Se santiguó tres veces, una por cada insulto que esperaba proferir. Llegado el momento abrió las cremalleras que comedían su dentado buzón y se internó, resuelto, en el bar. Venía a contrapelo, seguro de la pelea, como si fuera un lunes muy temprano, —¿y cuándo no es temprano un lunes?— pensó, a la vez que se descubría pensando.
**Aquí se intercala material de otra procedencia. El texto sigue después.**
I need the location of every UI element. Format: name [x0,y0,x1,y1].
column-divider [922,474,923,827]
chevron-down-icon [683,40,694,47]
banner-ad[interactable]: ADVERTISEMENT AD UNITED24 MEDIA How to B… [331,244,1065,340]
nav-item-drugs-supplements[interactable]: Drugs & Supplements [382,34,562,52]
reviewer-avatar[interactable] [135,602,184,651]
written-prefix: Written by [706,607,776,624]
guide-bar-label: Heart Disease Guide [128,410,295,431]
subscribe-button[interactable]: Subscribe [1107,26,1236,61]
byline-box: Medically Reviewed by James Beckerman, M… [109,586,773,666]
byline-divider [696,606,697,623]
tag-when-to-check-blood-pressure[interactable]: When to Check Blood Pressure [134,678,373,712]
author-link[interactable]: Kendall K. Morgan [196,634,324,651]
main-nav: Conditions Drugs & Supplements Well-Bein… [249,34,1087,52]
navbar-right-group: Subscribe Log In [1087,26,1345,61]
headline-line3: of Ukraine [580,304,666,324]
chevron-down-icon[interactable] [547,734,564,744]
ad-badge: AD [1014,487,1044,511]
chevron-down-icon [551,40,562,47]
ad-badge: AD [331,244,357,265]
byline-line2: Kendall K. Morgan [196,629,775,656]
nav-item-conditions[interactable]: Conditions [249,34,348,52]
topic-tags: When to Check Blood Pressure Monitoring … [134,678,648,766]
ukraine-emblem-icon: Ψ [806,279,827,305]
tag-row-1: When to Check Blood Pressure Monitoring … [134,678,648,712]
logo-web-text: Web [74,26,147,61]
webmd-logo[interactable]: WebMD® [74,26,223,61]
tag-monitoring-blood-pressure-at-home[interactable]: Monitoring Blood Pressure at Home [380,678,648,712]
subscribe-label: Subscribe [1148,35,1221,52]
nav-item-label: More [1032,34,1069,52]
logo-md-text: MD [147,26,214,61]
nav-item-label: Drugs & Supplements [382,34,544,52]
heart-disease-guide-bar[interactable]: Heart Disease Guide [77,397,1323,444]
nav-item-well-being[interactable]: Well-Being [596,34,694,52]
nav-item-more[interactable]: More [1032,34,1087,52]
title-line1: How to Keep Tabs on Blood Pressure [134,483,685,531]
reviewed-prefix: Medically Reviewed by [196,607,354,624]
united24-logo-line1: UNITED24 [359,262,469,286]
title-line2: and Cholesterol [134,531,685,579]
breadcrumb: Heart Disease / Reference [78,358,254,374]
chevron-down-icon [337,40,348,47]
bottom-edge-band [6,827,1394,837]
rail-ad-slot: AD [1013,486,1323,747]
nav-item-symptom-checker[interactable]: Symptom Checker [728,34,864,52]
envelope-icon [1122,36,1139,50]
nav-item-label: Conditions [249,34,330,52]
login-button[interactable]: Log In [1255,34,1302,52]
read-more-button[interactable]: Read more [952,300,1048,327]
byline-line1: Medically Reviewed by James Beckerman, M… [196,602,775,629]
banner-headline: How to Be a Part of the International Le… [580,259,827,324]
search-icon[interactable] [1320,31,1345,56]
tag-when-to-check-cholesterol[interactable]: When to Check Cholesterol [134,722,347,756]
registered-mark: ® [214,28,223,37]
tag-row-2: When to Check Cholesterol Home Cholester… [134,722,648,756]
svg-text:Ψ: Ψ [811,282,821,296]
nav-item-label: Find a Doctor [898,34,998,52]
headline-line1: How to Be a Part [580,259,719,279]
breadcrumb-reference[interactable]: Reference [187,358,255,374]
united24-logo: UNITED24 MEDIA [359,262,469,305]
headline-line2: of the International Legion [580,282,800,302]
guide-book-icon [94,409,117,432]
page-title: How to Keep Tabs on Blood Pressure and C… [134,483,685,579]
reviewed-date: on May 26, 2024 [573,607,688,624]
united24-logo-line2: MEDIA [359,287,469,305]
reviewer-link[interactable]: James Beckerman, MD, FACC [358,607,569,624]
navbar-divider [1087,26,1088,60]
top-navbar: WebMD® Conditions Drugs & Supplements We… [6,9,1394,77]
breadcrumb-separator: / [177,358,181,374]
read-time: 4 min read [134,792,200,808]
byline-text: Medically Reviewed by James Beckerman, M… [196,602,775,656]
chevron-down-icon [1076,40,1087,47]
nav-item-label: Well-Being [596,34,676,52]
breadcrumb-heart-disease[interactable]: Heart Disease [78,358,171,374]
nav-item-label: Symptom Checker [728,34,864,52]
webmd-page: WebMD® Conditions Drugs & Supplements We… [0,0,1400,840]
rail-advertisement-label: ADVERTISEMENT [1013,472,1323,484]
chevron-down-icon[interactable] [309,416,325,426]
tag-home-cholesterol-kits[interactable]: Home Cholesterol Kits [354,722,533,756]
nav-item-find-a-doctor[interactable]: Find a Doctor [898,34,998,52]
Saltó por encima de la barra, haciendo nulo para el entendido en atletismo televisado que apuraba un coñac en la esquina del Ramiro y agarró por la tela de donde pudo al mandril de su cuñado: —¡Ahora mismo me dices dónde escondiste el décimo!, ¡so mierda!, ¡so puto!, ¡so cerdo!
Tan increpado, Ramón, se vio abocado a lo sincero y se decidió por el desembuche:
— Lo encontré al borde de tu mesita. Lo salvé de caer en una de las embestidas que le regalé a mi cuñada y que hizo temblar el mobiliario de toda la planta. Ahora estará en el pantalón que me quité y me puse en tu casa. En mi percha, seguro.
No dudó. A golpes de sandwichera y esputos varios, lo mató. —Se lo ha merecido— aplaudió el único testigo. Aún no sabía que él sería el siguiente.